For this post, I thought I’d cover one of the biggest headaches in corporate IT environments today – data. Data is the lifeblood of software products and services. Without consistent, reliable data applications are useless. I’m sure most of you have heard the saying “Garbage In Garbage Out”. Data is often over-looked because it’s “not sexy” and considered tedious or boring.
For a typical enterprise, the data lifecycle includes:
1) Sourcing the data
Who provides you with data? Do you manually enter it? Do you pay for feeds through data providers? Bloomberg is an example of a market data provider for the Financial Services industry. What are the SLAs (service level agreements) around receiving your data? What will happen when the data you require doesn’t arrive in time? Do you have processes in place to handle incorrect data?

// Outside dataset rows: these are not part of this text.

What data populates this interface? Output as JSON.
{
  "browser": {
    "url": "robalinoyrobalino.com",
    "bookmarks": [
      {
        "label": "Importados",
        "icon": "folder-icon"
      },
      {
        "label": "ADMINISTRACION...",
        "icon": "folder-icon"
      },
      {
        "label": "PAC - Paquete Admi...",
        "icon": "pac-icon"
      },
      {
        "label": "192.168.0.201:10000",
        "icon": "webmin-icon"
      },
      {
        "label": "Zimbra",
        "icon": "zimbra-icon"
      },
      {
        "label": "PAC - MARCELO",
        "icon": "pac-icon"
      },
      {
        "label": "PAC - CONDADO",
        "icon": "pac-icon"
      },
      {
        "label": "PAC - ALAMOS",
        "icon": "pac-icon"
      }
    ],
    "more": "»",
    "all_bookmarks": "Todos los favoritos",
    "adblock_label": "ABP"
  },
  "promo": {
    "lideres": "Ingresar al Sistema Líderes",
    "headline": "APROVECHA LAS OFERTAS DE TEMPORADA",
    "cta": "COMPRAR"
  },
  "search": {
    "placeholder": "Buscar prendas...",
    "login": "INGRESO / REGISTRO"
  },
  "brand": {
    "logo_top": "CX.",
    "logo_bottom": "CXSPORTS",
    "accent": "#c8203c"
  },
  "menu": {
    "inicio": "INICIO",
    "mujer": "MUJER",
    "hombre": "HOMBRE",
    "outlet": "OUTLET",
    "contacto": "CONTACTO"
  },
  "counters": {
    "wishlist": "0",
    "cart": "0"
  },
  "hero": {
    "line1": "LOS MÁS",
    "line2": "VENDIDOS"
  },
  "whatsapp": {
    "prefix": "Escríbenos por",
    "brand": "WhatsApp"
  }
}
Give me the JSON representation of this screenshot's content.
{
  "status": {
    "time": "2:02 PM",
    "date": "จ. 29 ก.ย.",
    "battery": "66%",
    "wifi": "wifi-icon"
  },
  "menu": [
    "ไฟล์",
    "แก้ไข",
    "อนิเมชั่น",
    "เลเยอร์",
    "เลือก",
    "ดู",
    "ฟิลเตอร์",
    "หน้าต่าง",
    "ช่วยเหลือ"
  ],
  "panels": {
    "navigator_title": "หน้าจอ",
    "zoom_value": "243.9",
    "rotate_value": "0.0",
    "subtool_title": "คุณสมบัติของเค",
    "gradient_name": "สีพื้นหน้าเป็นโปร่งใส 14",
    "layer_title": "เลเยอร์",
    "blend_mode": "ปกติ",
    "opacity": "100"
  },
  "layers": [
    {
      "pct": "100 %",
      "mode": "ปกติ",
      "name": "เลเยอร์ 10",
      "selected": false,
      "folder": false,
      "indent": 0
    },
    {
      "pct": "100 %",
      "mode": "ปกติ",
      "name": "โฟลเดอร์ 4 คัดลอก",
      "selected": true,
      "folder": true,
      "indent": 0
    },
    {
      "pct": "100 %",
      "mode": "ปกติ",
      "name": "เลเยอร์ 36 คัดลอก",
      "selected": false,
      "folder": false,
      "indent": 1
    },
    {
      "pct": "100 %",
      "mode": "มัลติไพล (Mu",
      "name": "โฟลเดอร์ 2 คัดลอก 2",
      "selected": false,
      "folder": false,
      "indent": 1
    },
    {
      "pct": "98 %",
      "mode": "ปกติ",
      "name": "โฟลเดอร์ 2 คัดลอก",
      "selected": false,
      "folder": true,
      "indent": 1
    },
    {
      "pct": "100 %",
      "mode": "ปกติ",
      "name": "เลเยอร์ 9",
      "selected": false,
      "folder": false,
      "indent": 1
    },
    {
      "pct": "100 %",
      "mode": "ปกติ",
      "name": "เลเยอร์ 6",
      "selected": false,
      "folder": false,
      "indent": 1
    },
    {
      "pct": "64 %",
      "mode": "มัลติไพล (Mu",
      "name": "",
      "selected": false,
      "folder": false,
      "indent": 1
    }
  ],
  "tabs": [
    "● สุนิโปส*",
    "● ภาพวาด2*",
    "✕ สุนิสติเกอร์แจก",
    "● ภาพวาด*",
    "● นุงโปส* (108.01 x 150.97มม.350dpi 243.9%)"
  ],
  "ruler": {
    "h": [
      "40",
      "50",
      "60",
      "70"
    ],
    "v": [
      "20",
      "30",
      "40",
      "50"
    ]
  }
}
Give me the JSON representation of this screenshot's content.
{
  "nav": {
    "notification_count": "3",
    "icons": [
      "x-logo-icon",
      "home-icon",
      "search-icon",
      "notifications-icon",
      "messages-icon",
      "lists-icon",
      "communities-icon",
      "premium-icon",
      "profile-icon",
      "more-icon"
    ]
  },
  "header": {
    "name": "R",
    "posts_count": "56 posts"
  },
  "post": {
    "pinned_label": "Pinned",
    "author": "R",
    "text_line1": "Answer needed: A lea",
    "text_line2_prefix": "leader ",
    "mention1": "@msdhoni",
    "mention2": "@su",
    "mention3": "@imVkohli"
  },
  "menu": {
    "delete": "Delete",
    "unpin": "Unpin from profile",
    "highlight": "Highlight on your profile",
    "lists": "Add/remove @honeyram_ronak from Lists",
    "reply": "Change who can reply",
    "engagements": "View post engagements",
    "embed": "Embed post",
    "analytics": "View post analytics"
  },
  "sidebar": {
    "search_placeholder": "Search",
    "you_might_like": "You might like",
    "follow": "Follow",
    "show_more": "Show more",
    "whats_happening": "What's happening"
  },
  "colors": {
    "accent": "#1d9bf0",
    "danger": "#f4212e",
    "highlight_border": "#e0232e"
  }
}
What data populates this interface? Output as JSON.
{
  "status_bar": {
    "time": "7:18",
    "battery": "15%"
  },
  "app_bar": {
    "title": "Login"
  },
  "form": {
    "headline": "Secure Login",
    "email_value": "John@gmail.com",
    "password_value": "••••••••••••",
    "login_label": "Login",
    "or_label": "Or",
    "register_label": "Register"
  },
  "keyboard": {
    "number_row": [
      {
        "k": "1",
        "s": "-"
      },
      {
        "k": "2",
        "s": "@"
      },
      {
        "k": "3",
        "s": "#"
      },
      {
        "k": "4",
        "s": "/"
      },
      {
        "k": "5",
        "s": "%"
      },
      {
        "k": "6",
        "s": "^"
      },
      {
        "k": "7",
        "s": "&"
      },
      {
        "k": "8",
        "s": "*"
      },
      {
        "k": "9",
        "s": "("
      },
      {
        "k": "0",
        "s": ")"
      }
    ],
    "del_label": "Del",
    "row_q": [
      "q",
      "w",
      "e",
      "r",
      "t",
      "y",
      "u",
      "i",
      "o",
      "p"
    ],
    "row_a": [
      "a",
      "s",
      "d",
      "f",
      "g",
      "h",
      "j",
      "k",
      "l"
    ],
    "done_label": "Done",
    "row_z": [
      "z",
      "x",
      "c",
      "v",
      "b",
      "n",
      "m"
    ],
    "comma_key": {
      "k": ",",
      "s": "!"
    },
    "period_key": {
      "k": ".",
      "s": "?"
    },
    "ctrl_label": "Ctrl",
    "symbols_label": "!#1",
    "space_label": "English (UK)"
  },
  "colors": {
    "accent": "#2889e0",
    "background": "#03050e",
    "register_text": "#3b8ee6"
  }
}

2) Cleansing/Transforming the data
Chances are you need to “cleanse” the data. Typically, this is required to store the data in your systems and can include reconciliation, validation and transformation.
3) Distributing the data
Who are the end users of the data? How will they access the data? Will it be via third-party applications (e.g. reporting system)? Will the data be published to other constituents throughout your organization? What happens when there are disagreements on interpretations of the data? Is there a clear definition of the data your are distributing?
4) Maintaining the data
Now that you have “clean” data, how do you keep it that way? How do you prevent “data decay”? This is a tough problem to solve. Maintaining high quality requires significant effort and people, as well as, accountability.
Why am I talking about data? For two reasons. First, maintaining accurate data is a problem that almost all organizations struggle with, in one form or another. Secondly, I’m hoping to spark discussion and debate around innovation in this area. What can we do better? Can we use some newer web technologies to address some of these issues? Comments/ideas?